Réclamation d’un prolétaire à un grand seigneur.
RÉCLAMATION d’un PROLÉTAIRE
à un grand seigneur.
Ô vous ! dont le coursier rapide
Aux piétons inspire l’effroi,
Modérez sa course homicide ;
Monsieur, de grâce, écoutez-moi ; (bis.)
Sachez qu’au temps de votre enfance,
De grand cœur j’ai souscrit pour vous :
Mais vous nagez dans l’abondance :
Veuillez me rendre mes vingt sous. (bis.)
Votre père, aux bords de la Loire,
Posant son glaive redouté,
Ne fit ses adieux à la gloire
Que pour servir la liberté. (bis.)
Ah ! combien de projets sinistres
N’ont osé braver son courroux !
Vous, vous dînez chez les ministres,
Veuillez me rendre mes vingt sous. (bis.)
Ce passé ne vous sourit guère ;
Oh ! je suis certain, qu’à vos yeux,
Ceux qui regrettent votre père,
Sont devenus des factieux. (bis.)
Qu’est-ce, en effet, que la patrie ?
En cheminant sur les genoux,
On peut rencontrer la pairie :
Veuillez me rendre mes vingt sous. (bis.)

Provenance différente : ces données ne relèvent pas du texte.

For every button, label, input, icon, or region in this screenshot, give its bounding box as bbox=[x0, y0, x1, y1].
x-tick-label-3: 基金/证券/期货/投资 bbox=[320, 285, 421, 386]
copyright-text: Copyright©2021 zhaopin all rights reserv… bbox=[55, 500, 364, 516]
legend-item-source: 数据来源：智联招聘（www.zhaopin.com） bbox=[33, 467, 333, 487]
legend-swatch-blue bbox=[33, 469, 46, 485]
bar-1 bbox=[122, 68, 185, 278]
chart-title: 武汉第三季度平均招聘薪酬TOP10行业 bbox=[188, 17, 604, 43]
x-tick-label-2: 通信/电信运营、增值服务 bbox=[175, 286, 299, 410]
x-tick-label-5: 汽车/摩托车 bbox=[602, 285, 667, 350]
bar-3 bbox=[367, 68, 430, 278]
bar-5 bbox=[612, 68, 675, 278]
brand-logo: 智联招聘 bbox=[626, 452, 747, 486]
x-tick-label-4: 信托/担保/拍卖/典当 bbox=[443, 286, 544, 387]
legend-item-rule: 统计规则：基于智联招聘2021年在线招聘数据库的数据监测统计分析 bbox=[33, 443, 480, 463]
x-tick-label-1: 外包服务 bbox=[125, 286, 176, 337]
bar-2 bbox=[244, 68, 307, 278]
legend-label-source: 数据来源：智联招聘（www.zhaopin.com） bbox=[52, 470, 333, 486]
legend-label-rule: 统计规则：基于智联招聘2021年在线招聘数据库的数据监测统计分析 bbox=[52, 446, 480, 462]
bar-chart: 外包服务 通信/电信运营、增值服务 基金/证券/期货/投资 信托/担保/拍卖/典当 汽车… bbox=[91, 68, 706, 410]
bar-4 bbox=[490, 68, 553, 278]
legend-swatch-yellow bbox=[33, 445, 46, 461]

La voyez-vous, cette ombre austère,
La nuit, soulevant son tombeau,
Aspirer la brise légère
Que lui jette son vieux drapeau ? (bis.)
Le sang en a rougi l’étoffe ;
Mais pour d’autres, comme pour vous,
Juillet n’est qu’une catastrophe :
Veuillez me rendre mes vingt sous. (bis.)
Pourtant (soit dit, sans apostrophe),
Aux gargantuas de l’impôt,
Cette fâcheuse catastrophe
A fait mettre la poule au pot. (bis.)
Mais, moi, grâce à Monsieur…
(Bonhomme, soit dit entre nous),
Le diable a cassé ma marmite :
Veuillez me rendre mes vingt sous. (bis.)
La rose que le temps outrage
Se sent renaître en ses boutons ;
L’orme, renversé par l’orage
Peut revivre en ses rejetons (bis.)
Mais où fut un chêne superbe,
Dont notre sol était jaloux,
Qu’avons-nous vu ? Croître un peu d’herbe :
Veuillez me rendre mes vingt sous. (bis.)